Lou Gehrig was one of the greatest athletes of the twentieth century. He died in his prime from the disease often named after him. On July 4, 1939, he gave his retirement speech, which I copied below.
Some career highlights from Wikipedia:
He was an All-Star seven consecutive times, a Triple Crown winner once, an American League (AL) Most Valuable Player twice, and a member of six World Series champion teams. He had a lifetime .340 batting average, .632 slugging average, and a .447 on base average. He hit 493 home runs and had 1,995 runs batted in (RBI).
He had a rare disease we now call ALS, which results in rapidly increasing paralysis, difficulty in swallowing and speaking, and a life expectancy of less than three years, though full mental functions.
By the end of April, his statistics were the worst of his career, with one RBI and a .143 batting average. Fans and the press openly speculated on Gehrig’s abrupt decline. James Kahn, a reporter who wrote often about Gehrig, said in one article:
I think there is something wrong with him. Physically wrong, I mean. I don’t know what it is, but I am satisfied that it goes far beyond his ball-playing. I have seen ballplayers ‘go’ overnight, as Gehrig seems to have done. But they were simply washed up as ballplayers. It’s something deeper than that in this case, though. I have watched him very closely and this is what I have seen: I have seen him time a ball perfectly, swing on it as hard as he can, meet it squarely — and drive a soft, looping fly over the infield. In other words, for some reason that I do not know, his old power isn’t there… He is meeting the ball, time after time, and it isn’t going anywhere.
On June 21, the New York Yankees announced Gehrig’s retirement. The doctors of the Mayo Clinic had released his ALS diagnosis to the public on June 19. There was then a public push to honor Gehrig.
New York Mayor Fiorello La Guardia called Gehrig “the greatest prototype of good sportsmanship and citizenship” and Postmaster General James Farley concluded his speech by predicting, “For generations to come, boys who play baseball will point with pride to your record.”
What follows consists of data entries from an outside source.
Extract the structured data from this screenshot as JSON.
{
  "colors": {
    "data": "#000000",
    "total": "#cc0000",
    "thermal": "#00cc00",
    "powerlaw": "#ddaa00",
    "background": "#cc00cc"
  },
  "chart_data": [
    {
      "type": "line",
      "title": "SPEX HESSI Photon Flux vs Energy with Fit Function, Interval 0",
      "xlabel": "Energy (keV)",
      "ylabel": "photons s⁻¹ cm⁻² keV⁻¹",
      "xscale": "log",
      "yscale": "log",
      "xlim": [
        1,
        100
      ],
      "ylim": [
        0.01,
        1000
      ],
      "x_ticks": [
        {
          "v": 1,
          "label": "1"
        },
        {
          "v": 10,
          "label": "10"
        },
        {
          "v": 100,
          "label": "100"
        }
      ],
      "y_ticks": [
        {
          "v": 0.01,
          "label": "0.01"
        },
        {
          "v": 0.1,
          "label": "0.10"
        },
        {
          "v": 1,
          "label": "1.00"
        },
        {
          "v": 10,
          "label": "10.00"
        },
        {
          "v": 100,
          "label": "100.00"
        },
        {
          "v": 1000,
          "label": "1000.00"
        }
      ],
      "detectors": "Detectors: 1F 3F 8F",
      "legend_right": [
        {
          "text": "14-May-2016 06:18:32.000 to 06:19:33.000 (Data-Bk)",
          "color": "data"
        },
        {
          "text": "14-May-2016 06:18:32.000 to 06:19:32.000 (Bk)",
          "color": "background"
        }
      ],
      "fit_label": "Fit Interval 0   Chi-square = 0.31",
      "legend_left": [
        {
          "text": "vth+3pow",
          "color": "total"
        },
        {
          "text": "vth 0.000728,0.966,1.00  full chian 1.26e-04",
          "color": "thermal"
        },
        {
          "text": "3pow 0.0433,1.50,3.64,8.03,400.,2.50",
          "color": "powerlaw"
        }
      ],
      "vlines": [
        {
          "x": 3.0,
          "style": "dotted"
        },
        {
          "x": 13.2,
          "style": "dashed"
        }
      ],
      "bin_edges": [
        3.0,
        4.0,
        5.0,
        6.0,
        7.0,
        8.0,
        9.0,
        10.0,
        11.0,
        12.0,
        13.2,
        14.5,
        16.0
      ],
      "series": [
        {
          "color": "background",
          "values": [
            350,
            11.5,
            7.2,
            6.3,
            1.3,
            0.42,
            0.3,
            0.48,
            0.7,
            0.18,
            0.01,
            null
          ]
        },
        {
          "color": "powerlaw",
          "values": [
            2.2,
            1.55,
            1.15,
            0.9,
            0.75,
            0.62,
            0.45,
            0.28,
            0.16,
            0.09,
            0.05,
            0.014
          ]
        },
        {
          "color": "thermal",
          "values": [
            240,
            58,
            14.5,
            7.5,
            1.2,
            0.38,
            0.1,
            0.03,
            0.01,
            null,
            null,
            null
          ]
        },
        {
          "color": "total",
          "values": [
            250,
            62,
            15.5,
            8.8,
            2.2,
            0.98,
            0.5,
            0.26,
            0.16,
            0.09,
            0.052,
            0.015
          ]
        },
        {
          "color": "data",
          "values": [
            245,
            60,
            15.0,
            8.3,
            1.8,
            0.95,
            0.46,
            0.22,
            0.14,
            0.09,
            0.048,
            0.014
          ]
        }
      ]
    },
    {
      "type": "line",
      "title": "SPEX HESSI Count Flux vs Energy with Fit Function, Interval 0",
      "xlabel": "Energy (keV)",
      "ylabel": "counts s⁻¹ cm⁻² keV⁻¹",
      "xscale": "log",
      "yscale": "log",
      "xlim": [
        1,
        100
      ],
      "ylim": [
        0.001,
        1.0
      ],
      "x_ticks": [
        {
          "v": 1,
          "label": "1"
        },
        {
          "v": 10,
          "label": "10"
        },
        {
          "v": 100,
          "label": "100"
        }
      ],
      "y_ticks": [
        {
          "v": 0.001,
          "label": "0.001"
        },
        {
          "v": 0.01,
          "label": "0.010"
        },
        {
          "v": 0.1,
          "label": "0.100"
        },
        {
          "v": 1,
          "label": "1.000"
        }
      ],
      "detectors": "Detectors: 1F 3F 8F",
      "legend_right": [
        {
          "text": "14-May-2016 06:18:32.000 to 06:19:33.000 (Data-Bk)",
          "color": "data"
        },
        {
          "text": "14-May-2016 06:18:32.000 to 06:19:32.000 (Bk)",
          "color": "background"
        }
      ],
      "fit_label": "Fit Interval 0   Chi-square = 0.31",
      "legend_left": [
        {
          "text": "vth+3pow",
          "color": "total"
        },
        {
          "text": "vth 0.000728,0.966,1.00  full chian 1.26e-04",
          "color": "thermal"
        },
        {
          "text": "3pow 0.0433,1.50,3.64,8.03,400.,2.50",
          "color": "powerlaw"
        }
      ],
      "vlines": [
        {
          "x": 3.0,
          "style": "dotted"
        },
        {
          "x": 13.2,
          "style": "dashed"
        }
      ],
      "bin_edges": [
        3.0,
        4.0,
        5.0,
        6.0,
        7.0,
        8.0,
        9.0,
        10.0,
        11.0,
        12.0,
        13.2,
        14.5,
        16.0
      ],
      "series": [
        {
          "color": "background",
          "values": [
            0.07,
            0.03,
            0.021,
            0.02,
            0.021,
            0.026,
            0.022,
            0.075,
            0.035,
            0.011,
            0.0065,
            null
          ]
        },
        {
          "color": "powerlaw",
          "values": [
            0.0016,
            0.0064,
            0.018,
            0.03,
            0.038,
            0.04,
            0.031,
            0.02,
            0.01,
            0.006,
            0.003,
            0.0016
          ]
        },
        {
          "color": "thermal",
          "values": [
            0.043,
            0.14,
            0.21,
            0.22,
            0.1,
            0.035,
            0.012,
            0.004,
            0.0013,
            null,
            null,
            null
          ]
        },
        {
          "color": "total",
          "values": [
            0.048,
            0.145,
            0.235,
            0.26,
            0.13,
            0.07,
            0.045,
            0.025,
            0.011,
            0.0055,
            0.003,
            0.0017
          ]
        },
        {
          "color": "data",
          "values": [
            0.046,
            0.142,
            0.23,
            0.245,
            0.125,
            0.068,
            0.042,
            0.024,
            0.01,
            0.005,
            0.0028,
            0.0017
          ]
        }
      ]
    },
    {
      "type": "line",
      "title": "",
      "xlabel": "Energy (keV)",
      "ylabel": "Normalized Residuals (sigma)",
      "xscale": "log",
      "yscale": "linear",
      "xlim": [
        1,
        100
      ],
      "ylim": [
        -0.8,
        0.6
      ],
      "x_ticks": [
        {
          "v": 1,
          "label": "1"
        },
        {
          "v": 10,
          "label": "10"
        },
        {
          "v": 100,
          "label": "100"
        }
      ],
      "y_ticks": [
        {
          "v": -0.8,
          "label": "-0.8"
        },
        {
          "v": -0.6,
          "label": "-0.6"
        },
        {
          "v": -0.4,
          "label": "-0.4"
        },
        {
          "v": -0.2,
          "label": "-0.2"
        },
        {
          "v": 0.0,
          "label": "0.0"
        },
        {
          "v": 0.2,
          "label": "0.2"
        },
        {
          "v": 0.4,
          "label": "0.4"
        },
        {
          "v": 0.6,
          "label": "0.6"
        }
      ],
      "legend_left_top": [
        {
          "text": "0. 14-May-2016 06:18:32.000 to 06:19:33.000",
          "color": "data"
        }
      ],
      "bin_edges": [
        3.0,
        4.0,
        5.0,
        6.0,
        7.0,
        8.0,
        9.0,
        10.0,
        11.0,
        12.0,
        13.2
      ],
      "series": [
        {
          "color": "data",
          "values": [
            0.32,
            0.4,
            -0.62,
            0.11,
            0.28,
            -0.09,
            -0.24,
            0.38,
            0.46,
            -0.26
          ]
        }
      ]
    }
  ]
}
Yankees Manager Joe McCarthy, struggling to control his emotions, then spoke of Lou Gehrig, with whom he had a close, almost father-and-son–like bond. After describing Gehrig as “the finest example of a ballplayer, sportsman, and citizen that baseball has ever known”, McCarthy could stand it no longer. Turning tearfully to Gehrig, the manager said, “Lou, what else can I say except that it was a sad day in the life of everybody who knew you when you came into my hotel room that day in Detroit and told me you were quitting as a ballplayer because you felt yourself a hindrance to the team. My God, man, you were never that.”
On July 4, 1939 Gehrig delivered what has been called “baseball’s Gettysburg Address” to a sold-out crowd at Yankee Stadium:
Fans, for the past two weeks you have been reading about the bad break I got. Yet today I consider myself the luckiest man on the face of the earth. I have been in ballparks for seventeen years and have never received anything but kindness and encouragement from you fans.
When you look around, wouldn’t you consider it a privilege to associate yourself with such fine looking men as are standing in uniform in this ballpark today? Sure, I’m lucky. Who wouldn’t consider it an honor to have known Jacob Ruppert? Also, the builder of baseball’s greatest empire, Ed Barrow? To have spent six years with that wonderful little fellow, Miller Huggins? Then to have spent the next nine years with that outstanding leader, that smart student of psychology, the best manager in baseball today, Joe McCarthy? Sure, I’m lucky.
When the New York Giants, a team you would give your right arm to beat, and vice versa, sends you a gift—that’s something. When everybody down to the groundskeepers and those boys in white coats remember you with trophies—that’s something. When you have a wonderful mother-in-law who takes sides with you in squabbles with her own daughter—that’s something. When you have a father and a mother who work all their lives so that you can have an education and build your body—it’s a blessing. When you have a wife who has been a tower of strength and shown more courage than you dreamed existed—that’s the finest I know.
So I close in saying that I might have been given a bad break, but I’ve got an awful lot to live for. Thank you.
There is no known intact film of Gehrig’s speech; only a small snippet of the newsreel footage has survived, incorporating his opening and closing remarks: “For the past two weeks you have been reading about the bad break I got. Yet today I consider myself the luckiest man on the face of this earth. When you look around, wouldn’t you consider it a privilege to associate yourself with such fine looking men as are standing in uniform in this ballpark today?…that I may have been given a bad break, but I have an awful lot to live for. Thank you.”
The crowd stood and applauded for almost two minutes. Gehrig was visibly shaken as he stepped away from the microphone, and wiped the tears away from his face with his handkerchief. Babe Ruth came over and hugged him as a band played “I Love You Truly” and the crowd chanted, “We love you, Lou”. The New York Times account the following day called it “one of the most touching scenes ever witnessed on a ball field”, that made even hard-boiled reporters “swallow hard.”